The Mississippi Supreme Court has decided that an aspiring lawyer can only attempt the bar exam four times before they are prohibited from trying again. The test is part of the requirements for admission to practice law in the state and the State previously allowed an unlimited number of attempts.
The justices announced the change to the Rules Governing Admission to the Mississippi Bar in a Dec. 14, 2022, press release, after a request from the nine-member Mississippi Board of Bar Examinations. They quietly approved the new rule on Nov. 10; it says an “applicant who has unsuccessfully taken the Mississippi Bar Exam at least four (4) times shall not be eligible for re-examination.”
The Supreme Court appoints the nine-member Mississippi Board of Bar Admissions, whose members each serve three year terms.
“The Mississippi Board of Bar Admissions requested the change in a petition, citing recent lower bar passage rates both in Mississippi and nationwide, in addition to the fact that large numbers of repeat exam takers ‘adversely and significantly affected pass rates in Mississippi’ as reasons for requesting the Rule change,” the Supreme Court said in the press release.
According to the National Conference of Bar Examiners, Mississippi’s overall bar exam pass rate in July 2022 was 71% for all applicants, 75% for first timers and just 33% for repeat takers.
Mississippi Board of Bar Admissions Chair Marcie Baria presented the recommendation to the Supreme Court in a May 6, 2022, letter.
“The escalating number of applicants retaking the exam has adversely affected pass rates in Mississippi, and those retaking the exam repeatedly have not shown any significant statistical likelihood of passing on subsequent attempts,” Baria wrote. “This is particularly true for those who have taken the exam on more than four (4) occasions. Further, continued retaking of the exam could adversely affect the accreditation standing of Mississippi’s law schools.”
She said that before 2005, people who had taken the bar exam more than three times had to show that they had done certain things to improve. That year, the board got rid of the need for these kinds of corrective actions, but in 2019, it brought back a version of them.
University of Mississippi School of Law Dean Susan H. Duncan and Mississippi College School of Law Dean Patricia Bennett wrote to Supreme Court Justice Mike Randolph and the Board of Bar Admissions in August 2021. They represent the only two in-state law schools and requested the rule change because “the current rule’s requirement of an applicant earning an additional 12 credit hours has not been a workable, effective solution to the repeated retaker issue faced by the Mississippi Board of Bar Admissions.”

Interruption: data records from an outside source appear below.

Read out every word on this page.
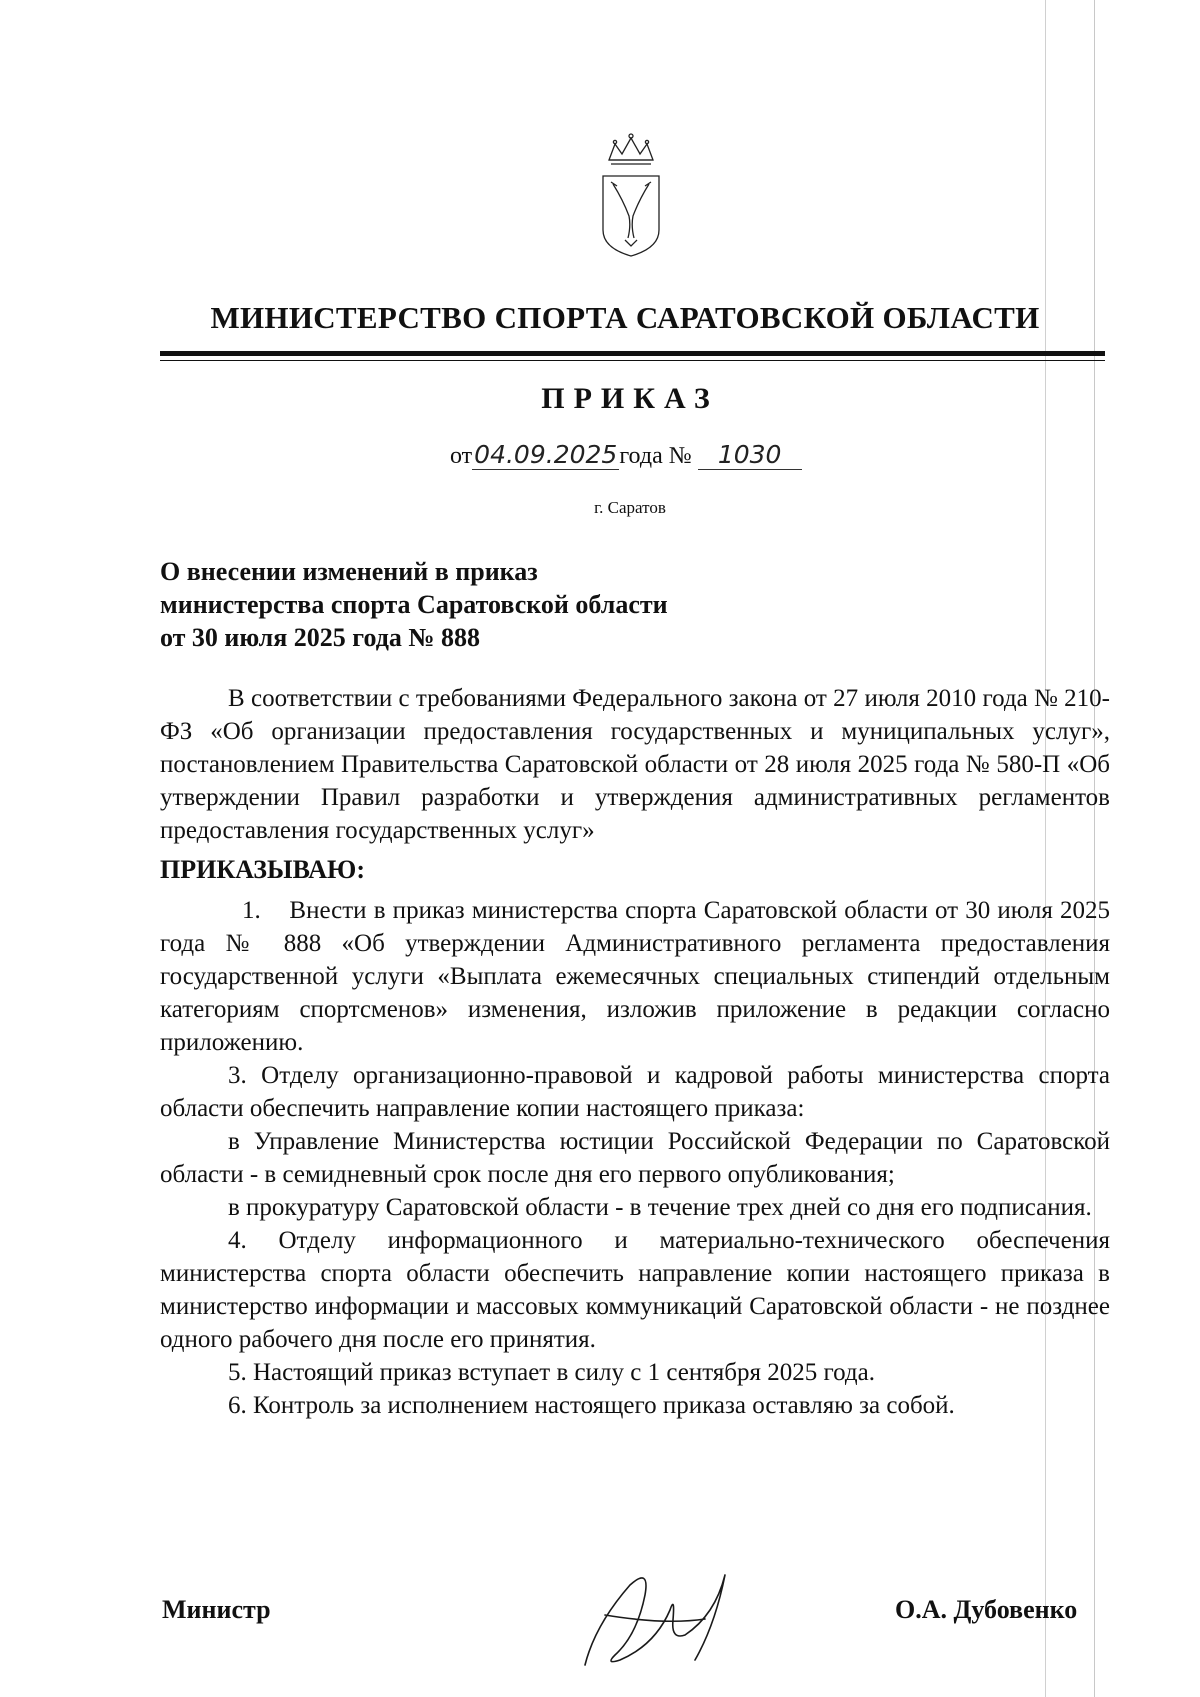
МИНИСТЕРСТВО СПОРТА САРАТОВСКОЙ ОБЛАСТИ
ПРИКАЗ
от04.09.2025года № 1030
г. Саратов
О внесении изменений в приказ
министерства спорта Саратовской области
от 30 июля 2025 года № 888

В соответствии с требованиями Федерального закона от 27 июля 2010 года № 210-ФЗ «Об организации предоставления государственных и муниципальных услуг», постановлением Правительства Саратовской области от 28 июля 2025 года № 580-П «Об утверждении Правил разработки и утверждения административных регламентов предоставления государственных услуг»

ПРИКАЗЫВАЮ:

1.    Внести в приказ министерства спорта Саратовской области от 30 июля 2025 года № 888 «Об утверждении Административного регламента предоставления государственной услуги «Выплата ежемесячных специальных стипендий отдельным категориям спортсменов» изменения, изложив приложение в редакции согласно приложению.

3. Отделу организационно-правовой и кадровой работы министерства спорта области обеспечить направление копии настоящего приказа:

в Управление Министерства юстиции Российской Федерации по Саратовской области - в семидневный срок после дня его первого опубликования;

в прокуратуру Саратовской области - в течение трех дней со дня его подписания.

4. Отделу информационного и материально-технического обеспечения министерства спорта области обеспечить направление копии настоящего приказа в министерство информации и массовых коммуникаций Саратовской области - не позднее одного рабочего дня после его принятия.

5. Настоящий приказ вступает в силу с 1 сентября 2025 года.

6. Контроль за исполнением настоящего приказа оставляю за собой.

Министр	О.А. Дубовенко
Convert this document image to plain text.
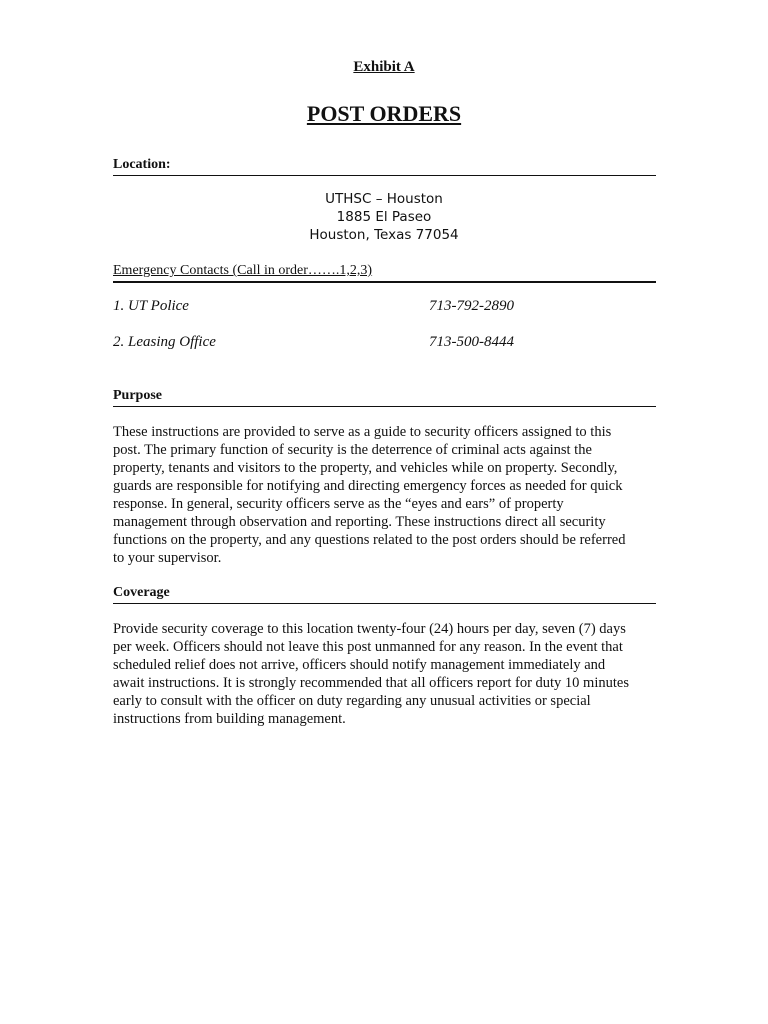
Exhibit A
POST ORDERS
Location:
UTHSC – Houston
1885 El Paseo
Houston, Texas 77054
Emergency Contacts (Call in order…….1,2,3)
1. UT Police	713-792-2890
2. Leasing Office	713-500-8444
Purpose
These instructions are provided to serve as a guide to security officers assigned to this
post. The primary function of security is the deterrence of criminal acts against the
property, tenants and visitors to the property, and vehicles while on property. Secondly,
guards are responsible for notifying and directing emergency forces as needed for quick
response. In general, security officers serve as the “eyes and ears” of property
management through observation and reporting. These instructions direct all security
functions on the property, and any questions related to the post orders should be referred
to your supervisor.
Coverage
Provide security coverage to this location twenty-four (24) hours per day, seven (7) days
per week. Officers should not leave this post unmanned for any reason. In the event that
scheduled relief does not arrive, officers should notify management immediately and
await instructions. It is strongly recommended that all officers report for duty 10 minutes
early to consult with the officer on duty regarding any unusual activities or special
instructions from building management.
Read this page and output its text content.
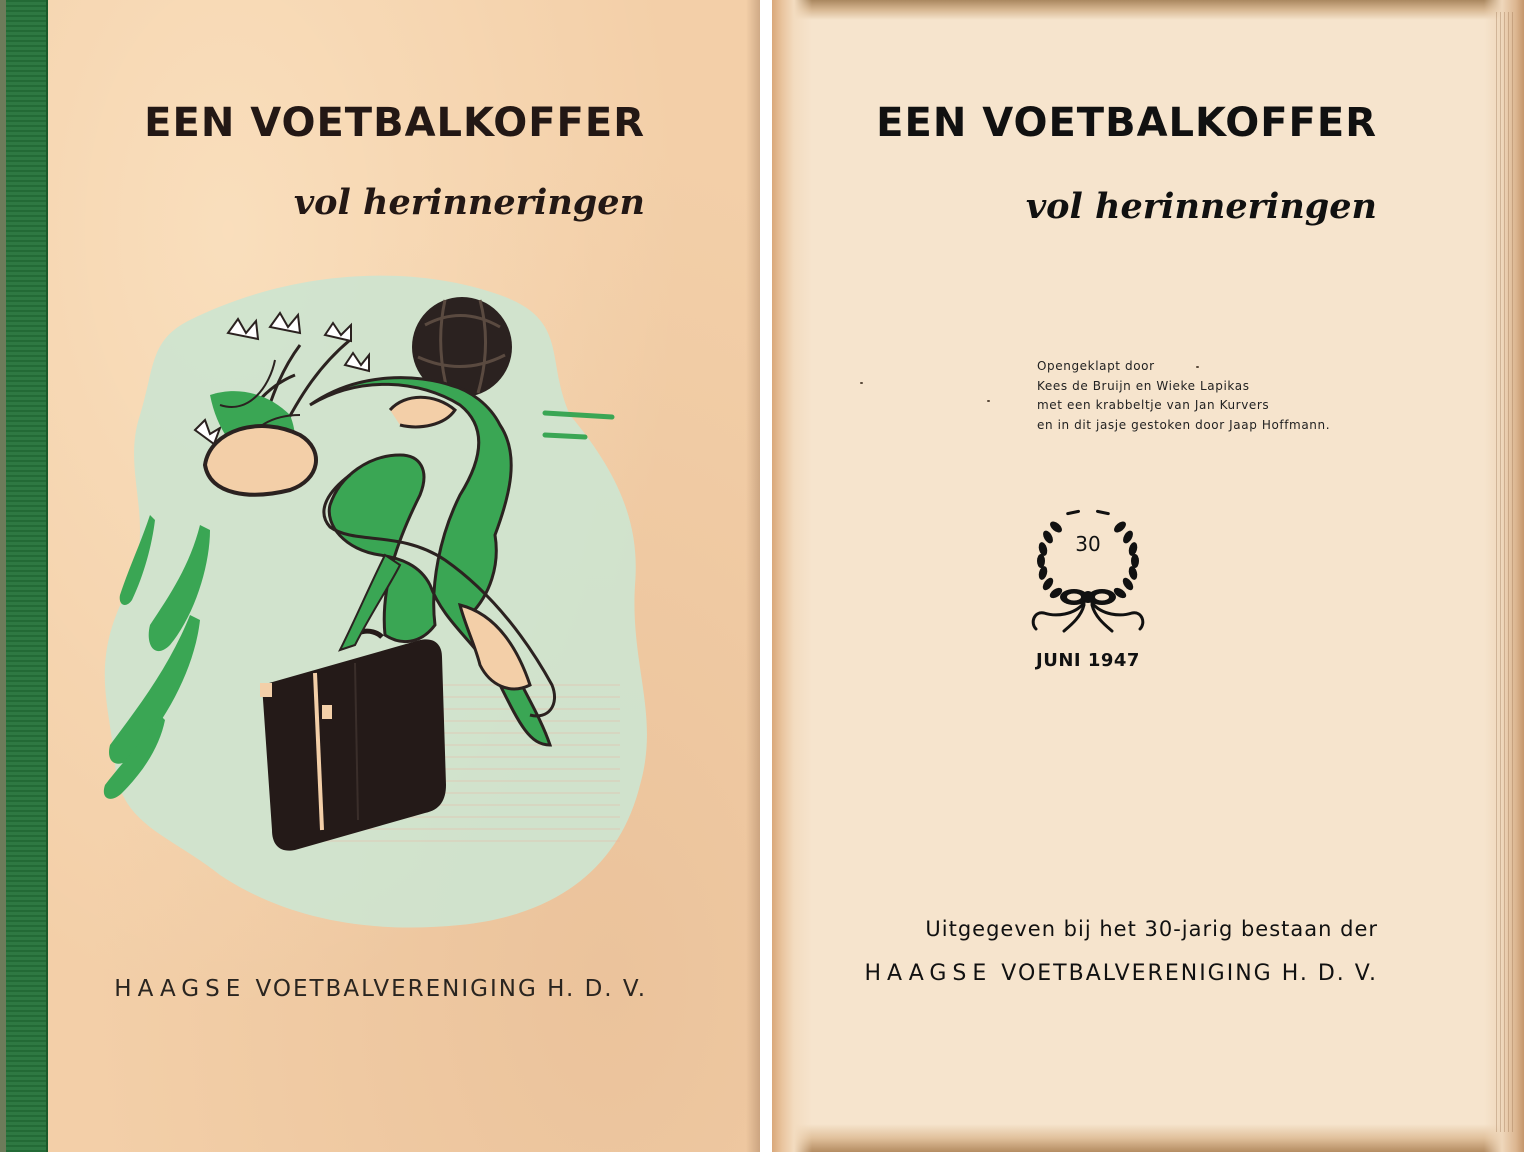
EEN VOETBALKOFFER
vol herinneringen
HAAGSE VOETBALVERENIGING H. D. V.
EEN VOETBALKOFFER
vol herinneringen
Opengeklapt door
Kees de Bruijn en Wieke Lapikas
met een krabbeltje van Jan Kurvers
en in dit jasje gestoken door Jaap Hoffmann.
30
JUNI 1947
Uitgegeven bij het 30-jarig bestaan der
HAAGSE VOETBALVERENIGING H. D. V.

“The law school deans write today to renew our request for a Four Strike Rule as a replacement for the Three Strikes rule,” they wrote. “We support limiting the number of attempts that an individual can take the bar exam to four attempts.”
The “three-strike rule” the high court put in place in 2019 provides that applicants must complete 12 course hours at an accredited law school to take subsequent bar exams after failing three times.
The board said that not having a cap on the number of times an individual can take the test affects the pass rate, which “could adversely affect” the American Bar Association’s accreditation standing for Mississippi’s law schools.
“By 2018, without a cap on the number of times an examinee could sit for the now two-day bar exam, REPEATS were comprising approximately 23% of the July exam and 22% of the February exam, with REPEATS comprising close to half of some exam cycles,” Mississippi Board of Bar Admissions Chair Baria wrote. “A hard limitation will also eliminate a revolving door of re-takers that only acts as a disservice to all test-takers in Mississippi.”
“In recent years Mississippi has found itself mirroring the nation with smaller law school class size, and lower bar passage rates,” she added. “With all due respect, a majority of the repeat test takers are simply not minimally competent to practice law–regardless of remediation efforts.”